Gaya kepemimpinan yang dibutuhkan
dalam era otonomi daerah, seperti di NTT membutuhkan model yang tepat dan bukan
semata-mata perburuan kekuasaan untuk mendapatkan pengakuan status sosial.
Upaya balas dendam karena tersalimi dan motif-motif lain yang terselubung.

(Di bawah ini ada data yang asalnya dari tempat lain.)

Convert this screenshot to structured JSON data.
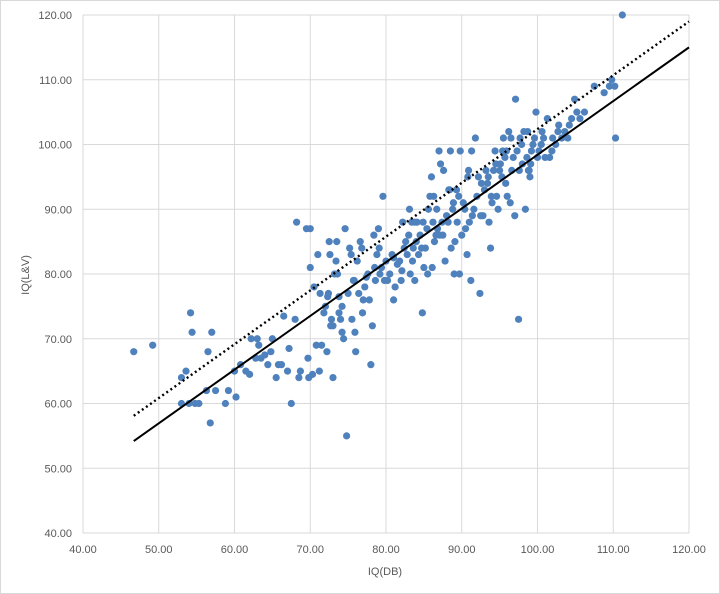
{
  "chart_data": {
    "type": "scatter",
    "title": "",
    "xlabel": "IQ(DB)",
    "ylabel": "IQ(L&V)",
    "xlim": [
      40,
      120
    ],
    "ylim": [
      40,
      120
    ],
    "x_ticks": [
      "40.00",
      "50.00",
      "60.00",
      "70.00",
      "80.00",
      "90.00",
      "100.00",
      "110.00",
      "120.00"
    ],
    "y_ticks": [
      "40.00",
      "50.00",
      "60.00",
      "70.00",
      "80.00",
      "90.00",
      "100.00",
      "110.00",
      "120.00"
    ],
    "grid": true,
    "colors": {
      "points": "#4f81bd",
      "grid": "#d9d9d9",
      "lines": "#000000",
      "text": "#595959"
    },
    "lines": [
      {
        "style": "solid",
        "x": [
          46.7,
          120
        ],
        "y": [
          54.2,
          115
        ]
      },
      {
        "style": "dotted",
        "x": [
          46.7,
          120
        ],
        "y": [
          58.1,
          119
        ]
      }
    ],
    "points": [
      [
        46.7,
        68
      ],
      [
        49.2,
        69
      ],
      [
        53.0,
        60
      ],
      [
        53.0,
        64
      ],
      [
        53.6,
        65
      ],
      [
        54.2,
        74
      ],
      [
        54.4,
        71
      ],
      [
        54.0,
        60
      ],
      [
        54.8,
        60
      ],
      [
        55.3,
        60
      ],
      [
        56.5,
        68
      ],
      [
        57.0,
        71
      ],
      [
        56.8,
        57
      ],
      [
        57.5,
        62
      ],
      [
        56.3,
        62
      ],
      [
        58.8,
        60
      ],
      [
        60.2,
        61
      ],
      [
        60.0,
        65
      ],
      [
        61.5,
        65
      ],
      [
        62.0,
        64.5
      ],
      [
        62.2,
        70
      ],
      [
        63.0,
        70
      ],
      [
        63.5,
        67
      ],
      [
        64.0,
        67.5
      ],
      [
        64.8,
        68
      ],
      [
        65.0,
        70
      ],
      [
        65.8,
        66
      ],
      [
        66.2,
        66
      ],
      [
        66.5,
        73.5
      ],
      [
        67.0,
        65
      ],
      [
        67.2,
        68.5
      ],
      [
        67.5,
        60
      ],
      [
        68.0,
        73
      ],
      [
        68.2,
        88
      ],
      [
        68.7,
        65
      ],
      [
        69.5,
        87
      ],
      [
        69.7,
        67
      ],
      [
        70.0,
        87
      ],
      [
        70.0,
        81
      ],
      [
        70.3,
        64.5
      ],
      [
        70.5,
        78
      ],
      [
        70.8,
        69
      ],
      [
        71.0,
        83
      ],
      [
        71.2,
        65
      ],
      [
        71.5,
        69
      ],
      [
        71.8,
        74
      ],
      [
        72.0,
        75
      ],
      [
        72.2,
        68
      ],
      [
        72.3,
        76.5
      ],
      [
        72.4,
        77
      ],
      [
        72.5,
        85
      ],
      [
        72.6,
        83
      ],
      [
        72.8,
        73
      ],
      [
        73.0,
        72
      ],
      [
        73.0,
        64
      ],
      [
        73.2,
        80
      ],
      [
        73.4,
        82
      ],
      [
        73.5,
        85
      ],
      [
        73.6,
        80
      ],
      [
        73.8,
        76.5
      ],
      [
        74.0,
        73
      ],
      [
        74.2,
        71
      ],
      [
        74.4,
        70
      ],
      [
        74.6,
        87
      ],
      [
        74.8,
        55
      ],
      [
        75.0,
        77
      ],
      [
        75.2,
        84
      ],
      [
        75.4,
        83
      ],
      [
        75.5,
        73
      ],
      [
        75.7,
        79
      ],
      [
        75.9,
        71
      ],
      [
        76.0,
        68
      ],
      [
        76.2,
        82
      ],
      [
        76.4,
        77
      ],
      [
        76.6,
        85
      ],
      [
        76.8,
        84
      ],
      [
        77.0,
        76
      ],
      [
        77.2,
        78
      ],
      [
        77.4,
        79.5
      ],
      [
        77.6,
        80
      ],
      [
        77.8,
        76
      ],
      [
        78.0,
        66
      ],
      [
        78.2,
        72
      ],
      [
        78.4,
        86
      ],
      [
        78.6,
        79
      ],
      [
        78.8,
        83
      ],
      [
        79.0,
        87
      ],
      [
        79.2,
        80
      ],
      [
        79.4,
        81
      ],
      [
        79.6,
        92
      ],
      [
        79.8,
        79
      ],
      [
        80.0,
        82
      ],
      [
        80.2,
        79
      ],
      [
        80.5,
        80
      ],
      [
        80.8,
        83
      ],
      [
        81.0,
        76
      ],
      [
        81.2,
        78
      ],
      [
        81.5,
        81.5
      ],
      [
        81.8,
        82
      ],
      [
        82.0,
        79
      ],
      [
        82.2,
        88
      ],
      [
        82.4,
        84
      ],
      [
        82.6,
        85
      ],
      [
        82.8,
        83
      ],
      [
        83.0,
        86
      ],
      [
        83.1,
        90
      ],
      [
        83.2,
        80
      ],
      [
        83.4,
        88
      ],
      [
        83.5,
        82
      ],
      [
        83.6,
        84
      ],
      [
        83.8,
        79
      ],
      [
        84.0,
        85
      ],
      [
        84.1,
        88
      ],
      [
        84.3,
        83
      ],
      [
        84.5,
        86
      ],
      [
        84.7,
        84
      ],
      [
        84.8,
        74
      ],
      [
        85.0,
        81
      ],
      [
        85.2,
        84
      ],
      [
        85.4,
        87
      ],
      [
        85.6,
        90
      ],
      [
        85.8,
        92
      ],
      [
        86.0,
        95
      ],
      [
        86.1,
        81
      ],
      [
        86.2,
        88
      ],
      [
        86.4,
        85
      ],
      [
        86.6,
        86
      ],
      [
        86.8,
        87
      ],
      [
        87.0,
        99
      ],
      [
        87.1,
        86
      ],
      [
        87.2,
        97
      ],
      [
        87.4,
        88
      ],
      [
        87.6,
        96
      ],
      [
        87.8,
        82
      ],
      [
        88.0,
        89
      ],
      [
        88.2,
        88
      ],
      [
        88.3,
        93
      ],
      [
        88.5,
        99
      ],
      [
        88.6,
        84
      ],
      [
        88.8,
        90
      ],
      [
        89.0,
        80
      ],
      [
        89.1,
        85
      ],
      [
        89.3,
        93
      ],
      [
        89.4,
        88
      ],
      [
        89.6,
        92
      ],
      [
        89.8,
        99
      ],
      [
        90.0,
        86
      ],
      [
        90.2,
        91
      ],
      [
        90.4,
        90
      ],
      [
        90.5,
        87
      ],
      [
        90.7,
        83
      ],
      [
        90.9,
        96
      ],
      [
        91.0,
        88
      ],
      [
        91.2,
        79
      ],
      [
        91.4,
        89
      ],
      [
        91.6,
        90
      ],
      [
        91.8,
        101
      ],
      [
        92.0,
        92
      ],
      [
        92.2,
        95
      ],
      [
        92.4,
        77
      ],
      [
        92.6,
        94
      ],
      [
        92.8,
        89
      ],
      [
        93.0,
        93
      ],
      [
        93.2,
        96
      ],
      [
        93.4,
        94
      ],
      [
        93.6,
        88
      ],
      [
        93.8,
        84
      ],
      [
        94.0,
        91
      ],
      [
        94.2,
        96
      ],
      [
        94.4,
        99
      ],
      [
        94.6,
        92
      ],
      [
        94.8,
        90
      ],
      [
        95.0,
        96
      ],
      [
        95.1,
        97
      ],
      [
        95.3,
        95
      ],
      [
        95.5,
        101
      ],
      [
        95.7,
        98
      ],
      [
        95.9,
        99
      ],
      [
        96.0,
        92
      ],
      [
        96.2,
        102
      ],
      [
        96.4,
        91
      ],
      [
        96.6,
        96
      ],
      [
        96.8,
        98
      ],
      [
        97.0,
        89
      ],
      [
        97.1,
        107
      ],
      [
        97.3,
        99
      ],
      [
        97.5,
        73
      ],
      [
        97.7,
        101
      ],
      [
        97.9,
        100
      ],
      [
        98.0,
        97
      ],
      [
        98.2,
        102
      ],
      [
        98.4,
        90
      ],
      [
        98.6,
        98
      ],
      [
        98.8,
        96
      ],
      [
        99.0,
        95
      ],
      [
        99.2,
        99
      ],
      [
        99.4,
        100
      ],
      [
        99.6,
        101
      ],
      [
        99.8,
        105
      ],
      [
        100.0,
        98
      ],
      [
        100.2,
        99
      ],
      [
        100.5,
        100
      ],
      [
        100.8,
        101
      ],
      [
        101.0,
        98
      ],
      [
        101.3,
        104
      ],
      [
        101.6,
        98
      ],
      [
        102.0,
        101
      ],
      [
        102.4,
        100
      ],
      [
        102.8,
        103
      ],
      [
        103.2,
        101
      ],
      [
        103.6,
        102
      ],
      [
        104.0,
        101
      ],
      [
        104.5,
        104
      ],
      [
        104.9,
        107
      ],
      [
        105.2,
        105
      ],
      [
        105.6,
        104
      ],
      [
        106.2,
        105
      ],
      [
        107.5,
        109
      ],
      [
        108.8,
        108
      ],
      [
        109.5,
        109
      ],
      [
        109.8,
        110
      ],
      [
        110.2,
        109
      ],
      [
        110.3,
        101
      ],
      [
        111.2,
        120
      ],
      [
        85.5,
        80
      ],
      [
        86.3,
        92
      ],
      [
        89.7,
        80
      ],
      [
        92.5,
        89
      ],
      [
        93.5,
        95
      ],
      [
        94.5,
        97
      ],
      [
        95.8,
        94
      ],
      [
        96.5,
        101
      ],
      [
        98.9,
        96
      ],
      [
        100.6,
        102
      ],
      [
        87.5,
        86
      ],
      [
        88.9,
        91
      ],
      [
        83.8,
        88
      ],
      [
        81.0,
        82.5
      ],
      [
        79.1,
        84
      ],
      [
        76.9,
        74
      ],
      [
        78.5,
        81
      ],
      [
        75.8,
        79
      ],
      [
        74.2,
        75
      ],
      [
        69.8,
        64
      ],
      [
        72.7,
        72
      ],
      [
        71.3,
        77
      ],
      [
        82.1,
        80.5
      ],
      [
        84.9,
        88
      ],
      [
        90.8,
        95
      ],
      [
        91.3,
        99
      ],
      [
        93.9,
        92
      ],
      [
        97.6,
        96
      ],
      [
        99.1,
        97
      ],
      [
        101.9,
        99
      ],
      [
        64.4,
        66
      ],
      [
        65.5,
        64
      ],
      [
        63.2,
        69
      ],
      [
        62.8,
        67
      ],
      [
        60.8,
        66
      ],
      [
        59.2,
        62
      ],
      [
        68.5,
        64
      ],
      [
        73.8,
        74
      ],
      [
        88.4,
        93
      ],
      [
        86.7,
        90
      ],
      [
        95.4,
        99
      ],
      [
        98.7,
        102
      ],
      [
        102.7,
        102
      ],
      [
        104.2,
        103
      ]
    ]
  }
}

Kesejahteraan hanyala ilusi jika ada pergeseran spirit otonomi daerah yang
hanya memburu keuntungan ekonomi tanpa mempertimbangkan adanya pemerataan
kesejahteraan.
Rakyat dikibuli dengan kata-kata
belas kasihan, namun kemudian ketika mendapatkan kekuasaan berbalik arah dan
melakukan kebijakan yang berlainan. Sang pemimpin terecoki dengan
mempertimbangkan besarnya APBN yang di alokasikan, sehingga mengabaikan esensi
otonomi daerah yang demokratis. Mengabaikan kepemimpinan yang berdampak bagi semua
wilayah, jangan hanya ingin memburu rente dan kepentingan para pemodal maka
menggunakan sikap represif dengan kekerasan yang memanfaatkan sistem, demi
kepentingan segelintir kroni. Keberadaan rakyat tidaklah penting dalam
lingkaran elit, rakyat dikesampingkan hanya di butuhkan ketika jelang pilkada.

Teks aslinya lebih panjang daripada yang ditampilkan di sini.